Bien que la doctrine de l’infection ait probablement fait partie longtemps du «credo» de l’éleveur, elle n’a guère retenu l’attention des savants que vers 1820, époque à laquelle lord Morton communiqua un cas d’infection à la Royal Society, lequel cas fut publié, en ce temps, dans les Philosophical Transactions. Le plus croyable et le plus authentique des cas de télégonie cités dans ce travail est celui d’une jument alezane qui, après avoir donné des hybrides «quagga» donna ensuite, avec un cheval arabe noir, trois poulains d’une couleur baie particulière et dont l’un (une pouliche) montrait plus de rayures que l’hybride «quagga» et, d’après le témoignage du garçon d’écurie, était caractérisé par une crinière «qui dès l’abord fut courte, raide et hérissée». Darwin, après avoir examiné ce cas, aboutit à cette conclusion que la jument alezane avait été infectée et ce cas, rapproché d’autres, le conduit à penser que le premier mâle influence «la progéniture qui naît subséquemment de la mère par d’autres mâles» (Animals and Plants, vol. II, pp. 435, 436). Si la crinière hérissée de l’un des rejetons, les rayures de tous les trois, étant vraiment dues à ce que la jument avait d’abord été fécondée par un quagga, il y avait réellement télégonie, et il est certain que les autres juments d’abord fécondées par un quagga ou zèbre et accouplées ensuite à un cheval arabe noir devraient donner naissance à des rejetons à rayures avec une crinière raide, sinon tout à fait hérissée. Ayant cité de nombreux cas de télégonie dans mon précédent ouvrage, je ne m’attarderais pas davantage sur ce sujet que j’ai voulu simplement effleurer ici pour déduire que l’action de la télégonie est une cause véritable de variation, de même que les différences d’âge, de vigueur et de santé des parents et les différences de maturité des cellules-germes.

A la hâte et d’une manière bien imparfaite, j’ai indiqué que nous ne sommes pas à même de trouver, soit dans les impressions maternelles, ou l’action directe de l’ambiance ou l’hérédité, des causes véritables de variation.
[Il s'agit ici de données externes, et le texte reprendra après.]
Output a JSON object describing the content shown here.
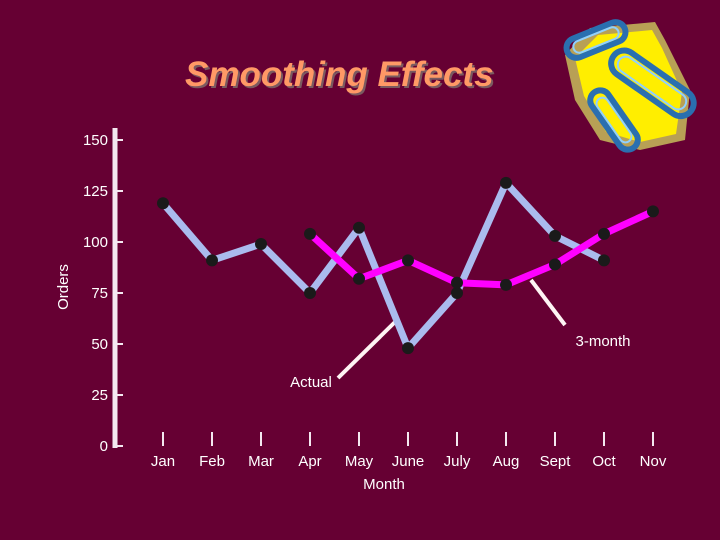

Je me suis efforcé de faire ressortir que, au lieu de constater simplement que la variation est due à la récurrence constante de légères inégalités de nutrition des cellules-germes, nous pouvons, avec quelque assurance, affirmer que les différences d’âge, de vigueur et de santé des parents et les différences de maturité des cellules-germes sont des causes puissantes de variation.

Je me suis également efforcé de prouver que le croisement, bien que constituant une cause «directe» de variation rétrograde, n’est qu’une cause «indirecte» de variation progressive, tandis que la consanguinité, pratiquée au moment convenable, est une cause de variation progressive. J’ai, de plus, discuté, un peu longuement peut-être, les effets atténuants du croisement: 1° que le progrès dans une direction unique est probablement souvent dû à ce que de nouvelles variétés détruisent les anciennes, même celles établies depuis longtemps», et 2° que plusieurs variétés peuvent être suffisamment exclusives pour se développer florissantes côte à côte sur une même surface, et éventuellement, donner naissance à plusieurs espèces nouvelles.

J’ajouterai seulement que j’ai surtout été conduit à «l’étude expérimentale de la variation», parce que cela me donnait l’occasion d’indiquer indirectement que le temps est venu où un champ d’expériences bien équipé devrait être installé par les Sociétés de courses, pour les expériences qui peuvent faire progresser les sciences qui s’appliquent à l’étude du cheval.